Rassembler dans l’unité
S’il y a ce premier geste, de sortir de l’eau, il y a cet autre geste du pêcheur ramenant son filet. C’est l’image du rassemblement, de l’unité. Il s’agit, pêcheur d’hommes, de rassembler dans l’unité tous les enfants de Dieu dispersés. Et, en cette semaine de prière pour l’unité des chrétiens, nous entendons à nouveau le projet de Dieu depuis toujours. Il s’agit, pêcheur d’hommes, de travailler inlassablement à l’unité du genre humain et cela commence déjà par travailler à l’unité de l’Église appelée à être justement signe de cette unité du peuple de Dieu. Il s’agit de travailler à la réalisation du désir de Dieu exprimé par le Christ : "Qu’ils soient un comme nous sommes uns, pour que le monde croit" (Jn 17, 21). L’unité est toujours à construire, au sein déjà de notre propre communauté, au sein de nos églises. Mais elle doit aussi s’élargir à tous nos frères humains.

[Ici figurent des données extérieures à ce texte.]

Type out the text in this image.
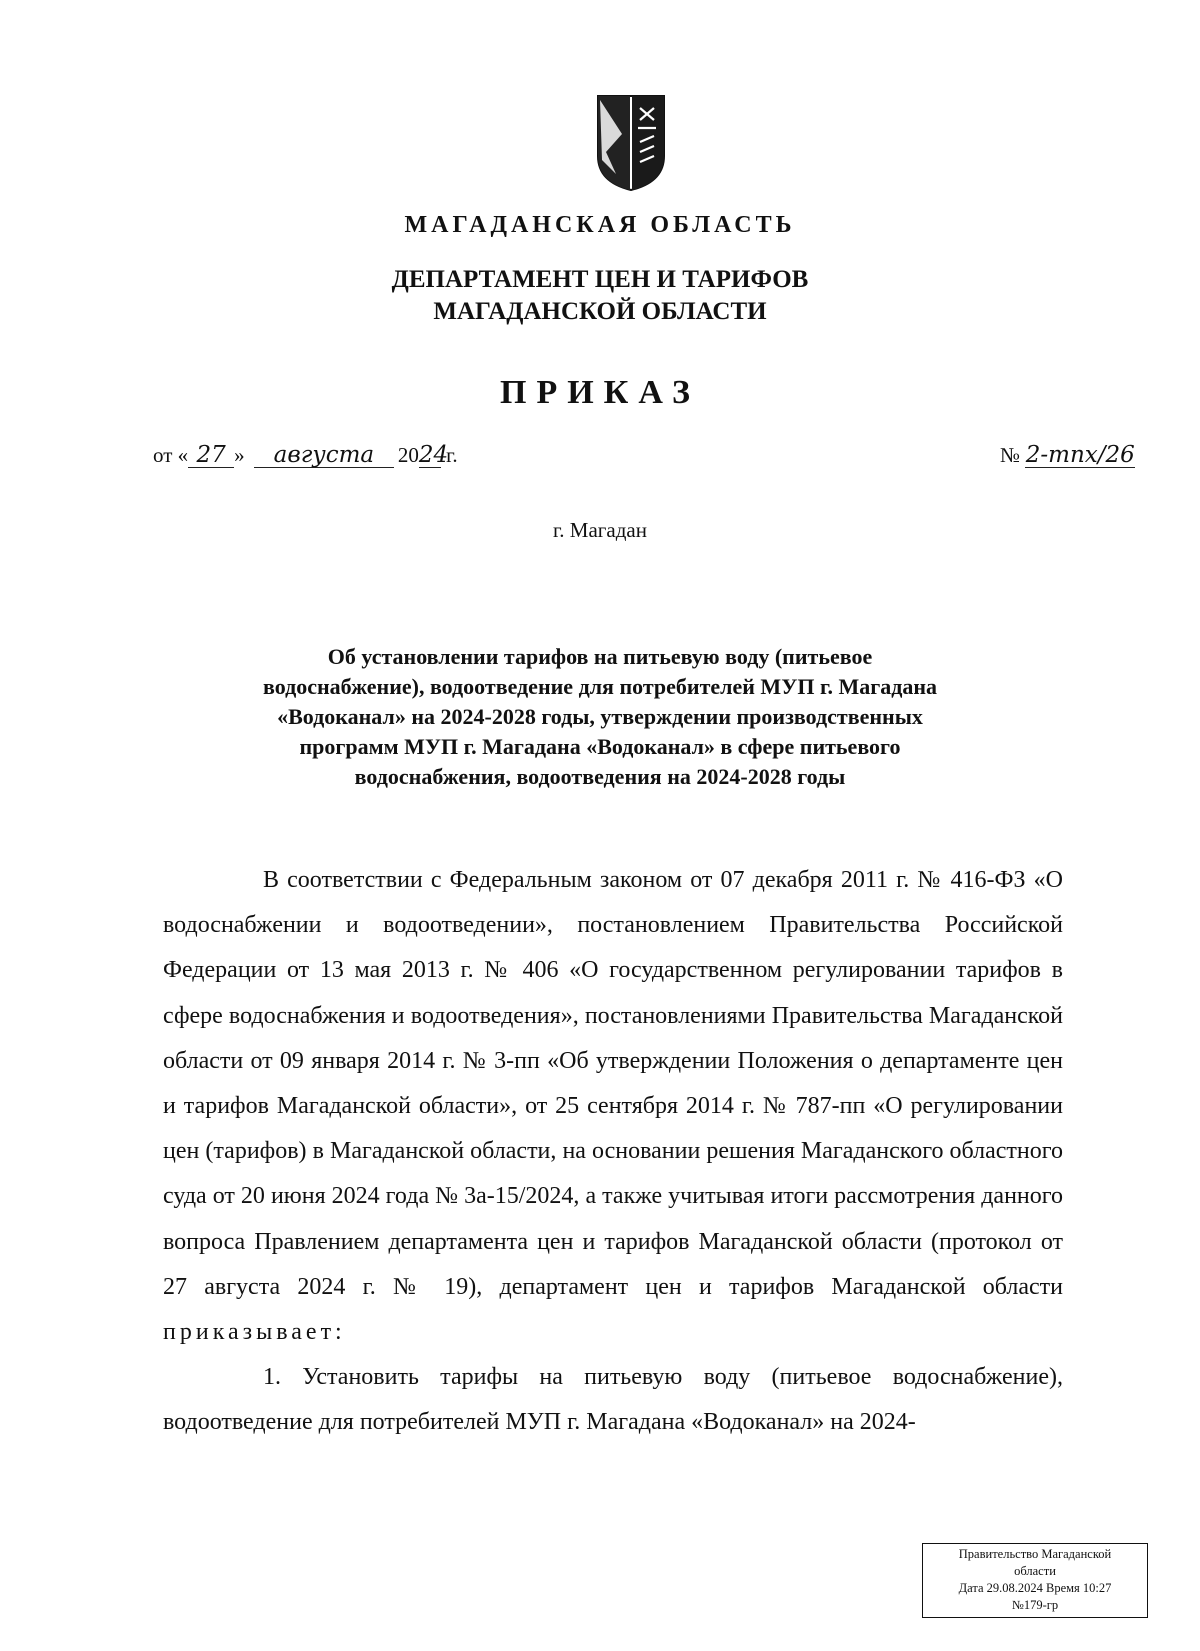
МАГАДАНСКАЯ ОБЛАСТЬ
ДЕПАРТАМЕНТ ЦЕН И ТАРИФОВ
МАГАДАНСКОЙ ОБЛАСТИ
ПРИКАЗ
от « 27 » августа 2024 г.	№ 2-тпх/26
г. Магадан
Об установлении тарифов на питьевую воду (питьевое
водоснабжение), водоотведение для потребителей МУП г. Магадана
«Водоканал» на 2024-2028 годы, утверждении производственных
программ МУП г. Магадана «Водоканал» в сфере питьевого
водоснабжения, водоотведения на 2024-2028 годы

В соответствии с Федеральным законом от 07 декабря 2011 г. № 416-ФЗ «О водоснабжении и водоотведении», постановлением Правительства Российской Федерации от 13 мая 2013 г. № 406 «О государственном регулировании тарифов в сфере водоснабжения и водоотведения», постановлениями Правительства Магаданской области от 09 января 2014 г. № 3-пп «Об утверждении Положения о департаменте цен и тарифов Магаданской области», от 25 сентября 2014 г. № 787-пп «О регулировании цен (тарифов) в Магаданской области, на основании решения Магаданского областного суда от 20 июня 2024 года № 3а-15/2024, а также учитывая итоги рассмотрения данного вопроса Правлением департамента цен и тарифов Магаданской области (протокол от 27 августа 2024 г. № 19), департамент цен и тарифов Магаданской области приказывает:

1. Установить тарифы на питьевую воду (питьевое водоснабжение), водоотведение для потребителей МУП г. Магадана «Водоканал» на 2024-

Правительство Магаданской
области
Дата 29.08.2024 Время 10:27
№179-гр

Or, "on dit qu’il y a des disputes entre vous", écrira saint Paul à la communauté de Corinthe. L’unité n’est jamais acquise, elle n’est jamais définitive. Le mal est là tentant à disperser, à exclure, à condamner, à diviser. Pêcheurs d’hommes, nous devons essayer de vivre en communion les uns avec les autres dans le respect de nos différences, dans le respect de nos sensibilités car seule la communion est missionnaire. C’est sans doute la tâche la plus difficile, la plus exigeante, la plus éprouvante. Pourtant, nous le savons, seule l’unité portera des fruits autour de nous.
Ce qu’il nous faut laisser
"Venez à ma suite, je vous ferai devenir des pêcheurs d’hommes." Oui, soyons toujours plus engagés dans nos paroisses, serviteurs de la vie que Dieu veut pour tous, artisans de communion. Voilà la principale mission qui nous revient. Discernons ainsi ce qu’il nous faut laisser, comme les disciples laissant leurs barques et leurs filets, pour nous attacher à la mission que nous confie le Christ.